Esta posição do município inclui também a defesa pelo encerramento definitivo do AHD “tão rapidamente quanto possível, em menos de dez anos”, devendo este manter-se em funcionamento apenas o tempo mínimo imprescindível até à entrada em funcionamento do novo aeroporto de Lisboa nos terrenos do Campo de Tiro de Alcochete, que deve ser construído e entrar em funcionamento num horizonte temporal “inferior ao anunciado pelo Governo”.

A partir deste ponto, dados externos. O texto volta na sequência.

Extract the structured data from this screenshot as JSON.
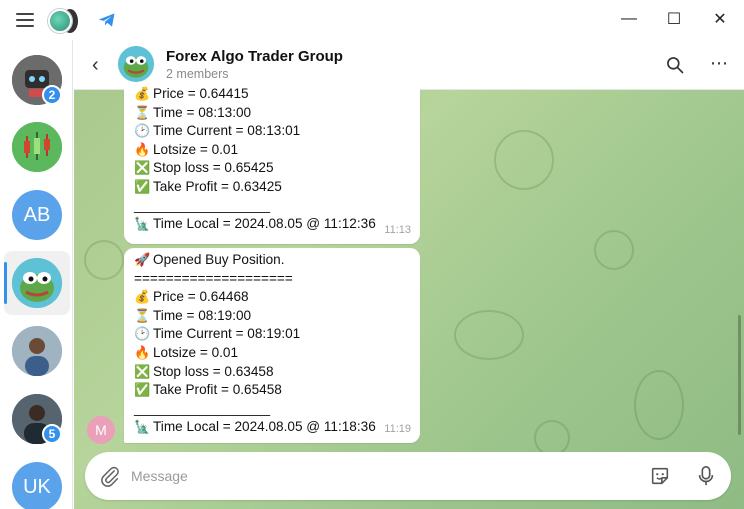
{
  "window": {
    "controls": {
      "minimize": "—",
      "maximize": "☐",
      "close": "✕"
    }
  },
  "rail": {
    "items": [
      {
        "name": "chat-1",
        "initials": "",
        "color": "#5b5b5b",
        "badge": "2"
      },
      {
        "name": "chat-2",
        "initials": "",
        "color": "#4caf50",
        "badge": ""
      },
      {
        "name": "chat-ab",
        "initials": "AB",
        "color": "#5aa3ea",
        "badge": ""
      },
      {
        "name": "chat-forex",
        "initials": "",
        "color": "#5fc1d6",
        "badge": "",
        "selected": true
      },
      {
        "name": "chat-5",
        "initials": "",
        "color": "#8a9aa6",
        "badge": ""
      },
      {
        "name": "chat-6",
        "initials": "",
        "color": "#4a5a66",
        "badge": "5"
      },
      {
        "name": "chat-uk",
        "initials": "UK",
        "color": "#5aa3ea",
        "badge": ""
      }
    ]
  },
  "header": {
    "title": "Forex Algo Trader Group",
    "subtitle": "2 members"
  },
  "messages": [
    {
      "lines": [
        {
          "icon": "💰",
          "text": "Price = 0.64415"
        },
        {
          "icon": "⏳",
          "text": "Time = 08:13:00"
        },
        {
          "icon": "🕑",
          "text": "Time Current = 08:13:01"
        },
        {
          "icon": "🔥",
          "text": "Lotsize = 0.01"
        },
        {
          "icon": "❎",
          "text": "Stop loss = 0.65425"
        },
        {
          "icon": "✅",
          "text": "Take Profit = 0.63425"
        },
        {
          "icon": "",
          "text": "__________________"
        },
        {
          "icon": "🗽",
          "text": "Time Local = 2024.08.05 @ 11:12:36"
        }
      ],
      "time": "11:13"
    },
    {
      "lines": [
        {
          "icon": "🚀",
          "text": "Opened Buy Position."
        },
        {
          "icon": "",
          "text": "===================="
        },
        {
          "icon": "💰",
          "text": "Price = 0.64468"
        },
        {
          "icon": "⏳",
          "text": "Time = 08:19:00"
        },
        {
          "icon": "🕑",
          "text": "Time Current = 08:19:01"
        },
        {
          "icon": "🔥",
          "text": "Lotsize = 0.01"
        },
        {
          "icon": "❎",
          "text": "Stop loss = 0.63458"
        },
        {
          "icon": "✅",
          "text": "Take Profit = 0.65458"
        },
        {
          "icon": "",
          "text": "__________________"
        },
        {
          "icon": "🗽",
          "text": "Time Local = 2024.08.05 @ 11:18:36"
        }
      ],
      "time": "11:19",
      "sender_initial": "M"
    }
  ],
  "composer": {
    "placeholder": "Message"
  },
  "colors": {
    "accent": "#3390ec",
    "chat_background": "#a9c98e"
  }
}
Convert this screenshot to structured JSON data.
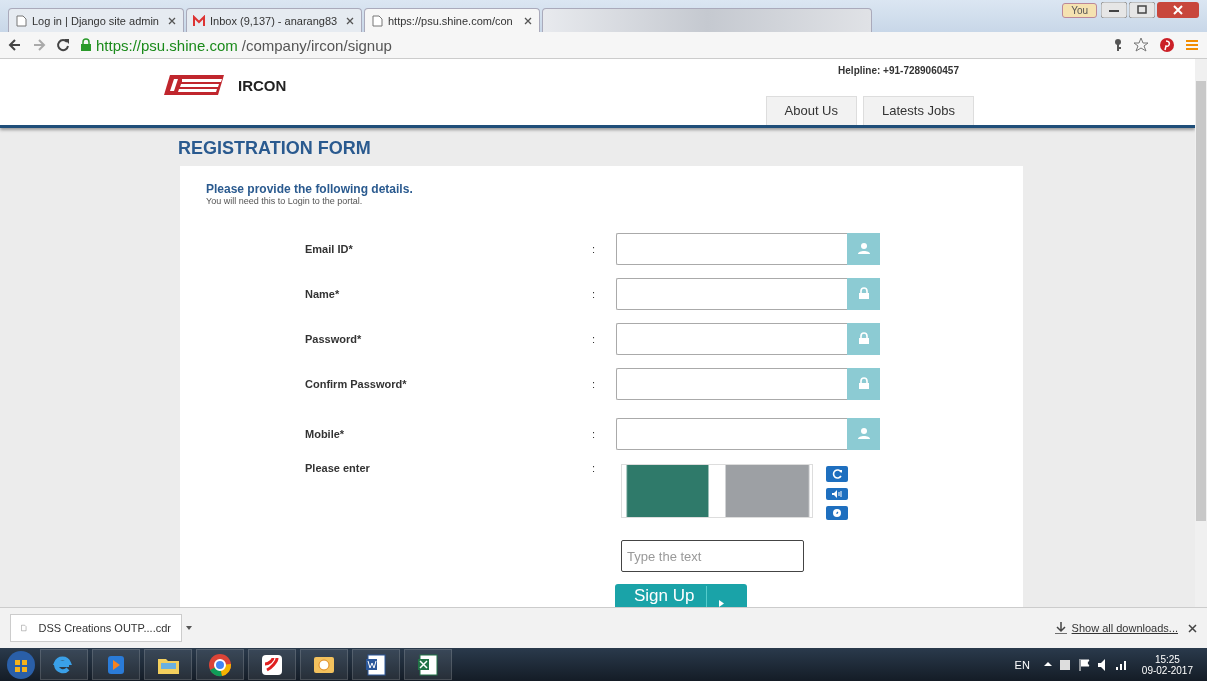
{
  "browser": {
    "tabs": [
      {
        "label": "Log in | Django site admin",
        "kind": "page",
        "selected": false
      },
      {
        "label": "Inbox (9,137) - anarang83",
        "kind": "mail",
        "selected": false
      },
      {
        "label": "https://psu.shine.com/con",
        "kind": "page",
        "selected": true
      }
    ],
    "profile": "You",
    "address": {
      "secure": true,
      "host": "https://psu.shine.com",
      "path": "/company/ircon/signup"
    }
  },
  "site": {
    "brand": "IRCON",
    "helpline": "Helpline: +91-7289060457",
    "nav": [
      {
        "label": "About Us"
      },
      {
        "label": "Latests Jobs"
      }
    ]
  },
  "form": {
    "title": "REGISTRATION FORM",
    "heading": "Please provide the following details.",
    "subheading": "You will need this to Login to the portal.",
    "fields": [
      {
        "label": "Email ID*",
        "separator": ":",
        "kind": "account"
      },
      {
        "label": "Name*",
        "separator": ":",
        "kind": "secret"
      },
      {
        "label": "Password*",
        "separator": ":",
        "kind": "secret"
      },
      {
        "label": "Confirm Password*",
        "separator": ":",
        "kind": "secret"
      },
      {
        "label": "Mobile*",
        "separator": ":",
        "kind": "account"
      }
    ],
    "captcha": {
      "label": "Please enter",
      "separator": ":",
      "placeholder": "Type the text"
    },
    "submit": "Sign Up"
  },
  "downloads": {
    "file": "DSS Creations OUTP....cdr",
    "show_all": "Show all downloads..."
  },
  "taskbar": {
    "language": "EN",
    "time": "15:25",
    "date": "09-02-2017"
  }
}
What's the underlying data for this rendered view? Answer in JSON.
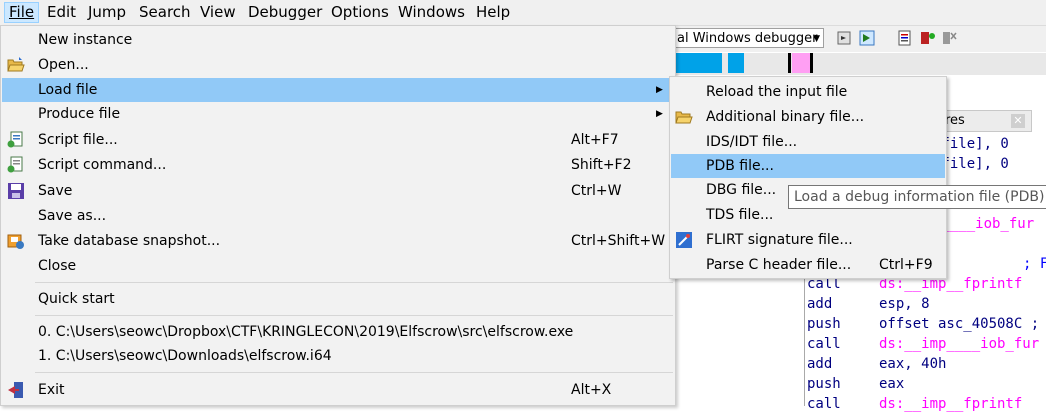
{
  "menubar": {
    "items": [
      "File",
      "Edit",
      "Jump",
      "Search",
      "View",
      "Debugger",
      "Options",
      "Windows",
      "Help"
    ]
  },
  "toolbar": {
    "debugger_select": "al Windows debugger"
  },
  "background": {
    "tab_label": "res",
    "code_lines": [
      {
        "op": "",
        "arg": "_file], 0"
      },
      {
        "op": "",
        "arg": "_file], 0"
      },
      {
        "op": "",
        "arg": "c____iob_fur"
      },
      {
        "op": "",
        "arg": "; F"
      },
      {
        "op": "call",
        "arg": "ds:__imp__fprintf"
      },
      {
        "op": "add",
        "arg": "esp, 8"
      },
      {
        "op": "push",
        "arg": "offset asc_40508C ;"
      },
      {
        "op": "call",
        "arg": "ds:__imp____iob_fur"
      },
      {
        "op": "add",
        "arg": "eax, 40h"
      },
      {
        "op": "push",
        "arg": "eax"
      },
      {
        "op": "call",
        "arg": "ds:__imp__fprintf"
      }
    ]
  },
  "file_menu": {
    "items": [
      {
        "label": "New instance",
        "shortcut": "",
        "icon": "",
        "submenu": false
      },
      {
        "label": "Open...",
        "shortcut": "",
        "icon": "folder-open-icon",
        "submenu": false
      },
      {
        "label": "Load file",
        "shortcut": "",
        "icon": "",
        "submenu": true
      },
      {
        "label": "Produce file",
        "shortcut": "",
        "icon": "",
        "submenu": true
      },
      {
        "label": "Script file...",
        "shortcut": "Alt+F7",
        "icon": "script-file-icon",
        "submenu": false
      },
      {
        "label": "Script command...",
        "shortcut": "Shift+F2",
        "icon": "script-command-icon",
        "submenu": false
      },
      {
        "label": "Save",
        "shortcut": "Ctrl+W",
        "icon": "save-icon",
        "submenu": false
      },
      {
        "label": "Save as...",
        "shortcut": "",
        "icon": "",
        "submenu": false
      },
      {
        "label": "Take database snapshot...",
        "shortcut": "Ctrl+Shift+W",
        "icon": "snapshot-icon",
        "submenu": false
      },
      {
        "label": "Close",
        "shortcut": "",
        "icon": "",
        "submenu": false
      },
      {
        "label": "Quick start",
        "shortcut": "",
        "icon": "",
        "submenu": false
      },
      {
        "label": "0. C:\\Users\\seowc\\Dropbox\\CTF\\KRINGLECON\\2019\\Elfscrow\\src\\elfscrow.exe",
        "shortcut": "",
        "icon": "",
        "submenu": false
      },
      {
        "label": "1. C:\\Users\\seowc\\Downloads\\elfscrow.i64",
        "shortcut": "",
        "icon": "",
        "submenu": false
      },
      {
        "label": "Exit",
        "shortcut": "Alt+X",
        "icon": "exit-icon",
        "submenu": false
      }
    ],
    "highlighted": "Load file"
  },
  "load_submenu": {
    "items": [
      {
        "label": "Reload the input file",
        "shortcut": "",
        "icon": ""
      },
      {
        "label": "Additional binary file...",
        "shortcut": "",
        "icon": "folder-open-icon"
      },
      {
        "label": "IDS/IDT file...",
        "shortcut": "",
        "icon": ""
      },
      {
        "label": "PDB file...",
        "shortcut": "",
        "icon": ""
      },
      {
        "label": "DBG file...",
        "shortcut": "",
        "icon": ""
      },
      {
        "label": "TDS file...",
        "shortcut": "",
        "icon": ""
      },
      {
        "label": "FLIRT signature file...",
        "shortcut": "",
        "icon": "flirt-icon"
      },
      {
        "label": "Parse C header file...",
        "shortcut": "Ctrl+F9",
        "icon": ""
      }
    ],
    "highlighted": "PDB file..."
  },
  "tooltip": {
    "text": "Load a debug information file (PDB)"
  },
  "colors": {
    "highlight": "#91c9f7",
    "menu_bg": "#f2f2f2",
    "menubar_active": "#cce8ff",
    "nav_blue": "#00a2e8",
    "nav_pink": "#ff9ff3",
    "asm_symbol": "#ff00ff"
  }
}
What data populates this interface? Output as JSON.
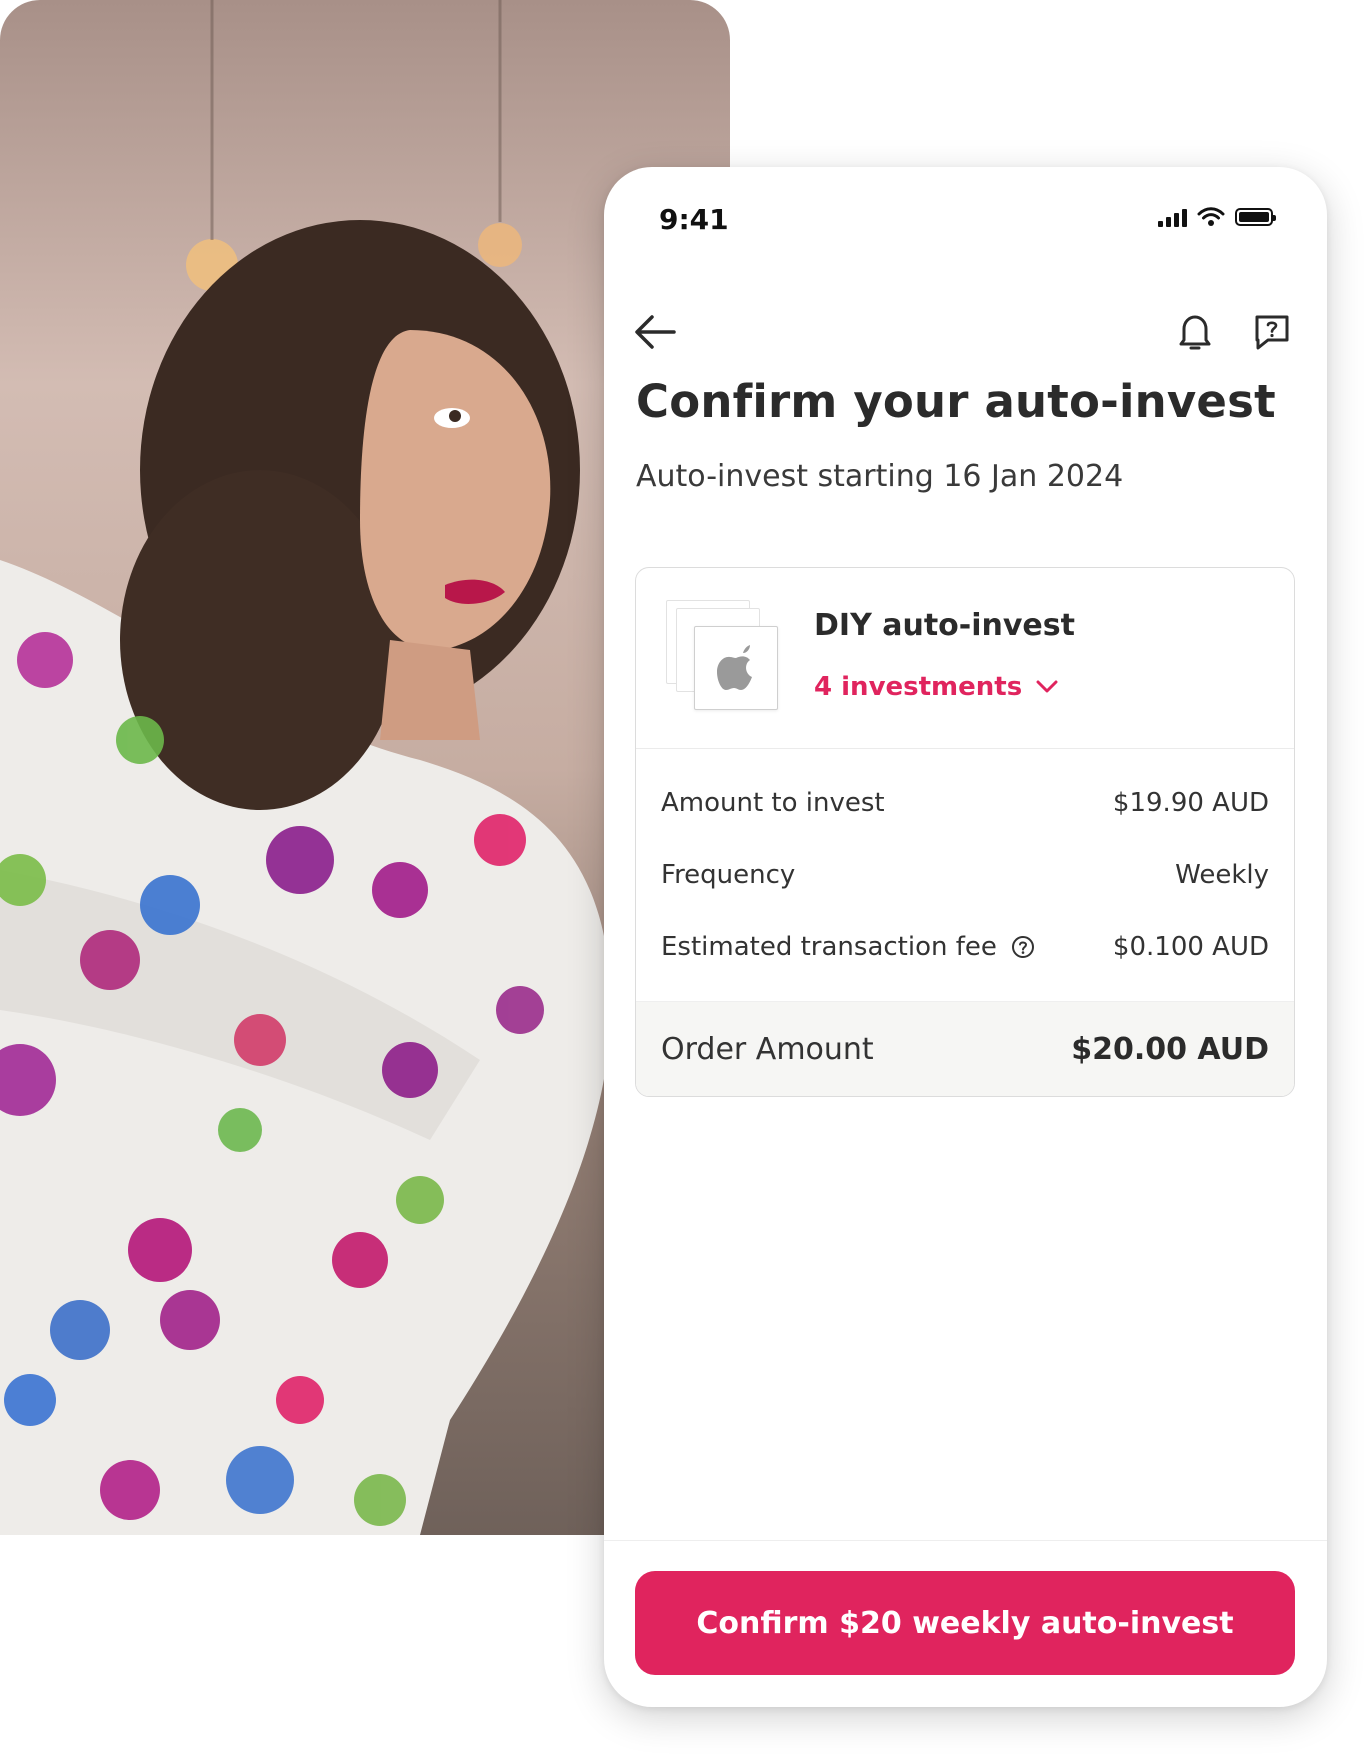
{
  "status_bar": {
    "time": "9:41"
  },
  "header": {
    "title": "Confirm your auto-invest",
    "subtitle": "Auto-invest starting 16 Jan 2024"
  },
  "icons": {
    "back": "arrow-left-icon",
    "notifications": "bell-icon",
    "help": "help-chat-icon",
    "logo": "apple-logo-icon",
    "info": "info-circle-icon",
    "chevron": "chevron-down-icon"
  },
  "card": {
    "title": "DIY auto-invest",
    "investments_label": "4 investments",
    "rows": [
      {
        "label": "Amount to invest",
        "value": "$19.90 AUD"
      },
      {
        "label": "Frequency",
        "value": "Weekly"
      },
      {
        "label": "Estimated transaction fee",
        "value": "$0.100 AUD"
      }
    ],
    "total": {
      "label": "Order Amount",
      "value": "$20.00 AUD"
    }
  },
  "cta": {
    "label": "Confirm $20 weekly auto-invest"
  },
  "colors": {
    "accent": "#e0245e",
    "text": "#2b2b2b",
    "total_bg": "#f6f6f4"
  }
}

A câmara sublinhou que “qualquer intervenção que ocorra neste período no AHD se deve limitar à otimização da operação, sem que daí resulte qualquer aumento da capacidade do AHD, nem qualquer aumento do tráfego face à situação de referência”, afirmando que as obras de expansão, aprovadas pelo atual Governo, “são inaceitáveis”.
Em causa está uma decisão do atual Governo (PSD/CDS-PP/PPM), através da resolução do Conselho de Ministros n.º 67/2024, para aumentar a capacidade aeroportuária no AHD, em número de movimentos por hora, de 38 para 45, e em número de passageiros, de 33,6 milhões para entre 40 a 45 milhões.
Apesar de o trabalho de consensualização, todas as forças políticas no executivo municipal, nomeadamente a liderança PSD/CDS-PP, PS, PCP, Cidadãos Por Lisboa (eleitos pela coligação PS/Livre), Livre e BE apresentaram declarações de voto por não se reverem em pleno na moção, mas reforçando a importância de uma posição conjunta da câmara.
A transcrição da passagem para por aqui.